Akarslan in Turkey (4) as well as Hakeberg in the Netherlands (23), Hagglin in Sweden (24) found a positive relationship between hidden anxiety and dental anxiety, which contrasted with the results of our study. While in some studies similar to our study results, there was no relationship between hidden anxiety and dental anxiety (25, 26).

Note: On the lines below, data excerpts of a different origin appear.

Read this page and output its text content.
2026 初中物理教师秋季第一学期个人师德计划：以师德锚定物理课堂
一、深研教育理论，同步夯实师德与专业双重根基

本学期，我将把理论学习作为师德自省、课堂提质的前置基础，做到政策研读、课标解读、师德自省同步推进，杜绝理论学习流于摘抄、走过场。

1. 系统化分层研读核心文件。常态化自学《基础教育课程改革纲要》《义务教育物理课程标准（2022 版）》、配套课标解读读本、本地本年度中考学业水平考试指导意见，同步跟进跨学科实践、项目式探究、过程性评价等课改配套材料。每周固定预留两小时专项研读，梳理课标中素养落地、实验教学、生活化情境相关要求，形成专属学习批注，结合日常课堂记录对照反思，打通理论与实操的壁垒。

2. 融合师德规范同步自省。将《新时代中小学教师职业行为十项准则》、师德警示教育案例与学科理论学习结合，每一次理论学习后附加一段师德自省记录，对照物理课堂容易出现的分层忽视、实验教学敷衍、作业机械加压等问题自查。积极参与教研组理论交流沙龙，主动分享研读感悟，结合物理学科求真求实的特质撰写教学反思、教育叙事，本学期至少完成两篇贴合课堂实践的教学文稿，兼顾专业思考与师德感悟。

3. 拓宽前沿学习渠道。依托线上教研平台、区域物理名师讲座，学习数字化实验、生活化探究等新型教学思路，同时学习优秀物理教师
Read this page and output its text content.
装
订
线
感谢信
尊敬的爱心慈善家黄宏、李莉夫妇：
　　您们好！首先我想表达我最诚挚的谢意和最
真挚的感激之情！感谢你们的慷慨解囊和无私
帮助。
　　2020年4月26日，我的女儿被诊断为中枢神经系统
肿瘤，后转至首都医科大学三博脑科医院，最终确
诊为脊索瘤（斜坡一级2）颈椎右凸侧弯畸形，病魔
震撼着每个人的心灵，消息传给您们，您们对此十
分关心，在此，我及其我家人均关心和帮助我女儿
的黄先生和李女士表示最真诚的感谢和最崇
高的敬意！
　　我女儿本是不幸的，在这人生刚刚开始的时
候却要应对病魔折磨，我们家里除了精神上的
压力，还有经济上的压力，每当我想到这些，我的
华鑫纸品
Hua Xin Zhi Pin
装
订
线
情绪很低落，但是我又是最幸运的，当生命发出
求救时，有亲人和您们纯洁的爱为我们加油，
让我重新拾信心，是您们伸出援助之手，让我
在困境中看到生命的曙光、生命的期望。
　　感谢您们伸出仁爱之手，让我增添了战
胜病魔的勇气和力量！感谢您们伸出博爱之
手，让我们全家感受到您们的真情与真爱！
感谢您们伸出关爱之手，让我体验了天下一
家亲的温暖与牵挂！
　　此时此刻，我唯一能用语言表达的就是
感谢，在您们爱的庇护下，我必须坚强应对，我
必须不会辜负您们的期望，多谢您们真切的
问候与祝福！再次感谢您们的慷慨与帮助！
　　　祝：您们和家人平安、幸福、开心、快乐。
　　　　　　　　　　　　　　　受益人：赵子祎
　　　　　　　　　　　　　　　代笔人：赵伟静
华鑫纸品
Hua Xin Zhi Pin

We found no significant relationship between age and dental anxiety. However, in some studies that specifically investigate the relationship between age and dental anxiety, this relationship was significant. Based on a study by Mohammad et al. (27) the level of dental anxiety was higher in lower age groups (12-25 years) than in older age groups mean while other studies showed there is more dental anxiety in lower age groups (28). Since the age range of participants in the present study was between 17- 53 years old (average age 30.66 years), and only 24 of the samples were under 25 this difference could be expected in the outcomes. Similarly, in the study of Kanegane et al. (29), As well as Humphris et al. (30) there was no significant relationship between age and dental fear.

In this study, men had significantly less dental anxiety than females. This result has been confirmed in several studies in the same way (4, 15, 27, 30, 31, 32). This difference in the rate of dental anxiety between the genders can be attributed to the women’s greater ability to perceive and that they express their feelings more, including dental fear. In addition, psychological problems such as stress, fear, panic, and depression are more common in women than men, which may affect dental anxiety (31).

According to a study by Townend et al. (33) a child's first dental visit at an earlier age would be likely to increase his/her dental anxiety in the future. A young child’s perception about dental treatments is different from that of adults or older children and considering his/her less experience, dental procedures are more fearful for them (28).

In our study, the majority of people (77%) had their first dental during or after the elementary school. In our study age at the first dental visit has not been recognized as an effective factor in increasing dental fear which was in contrast to the results of previous studies, this can be attributed to the age of our patients at first dental visit that was higher than the patients of previous studies.

 

Conclusion

According to the results of this research, there is a significant correlation between dental anxiety and general anxiety and also between dental anxiety and gender. Dentists should note that patients with dental anxiety are more likely to suffer from general anxiety and that dentistry fears are more prominent in women than men.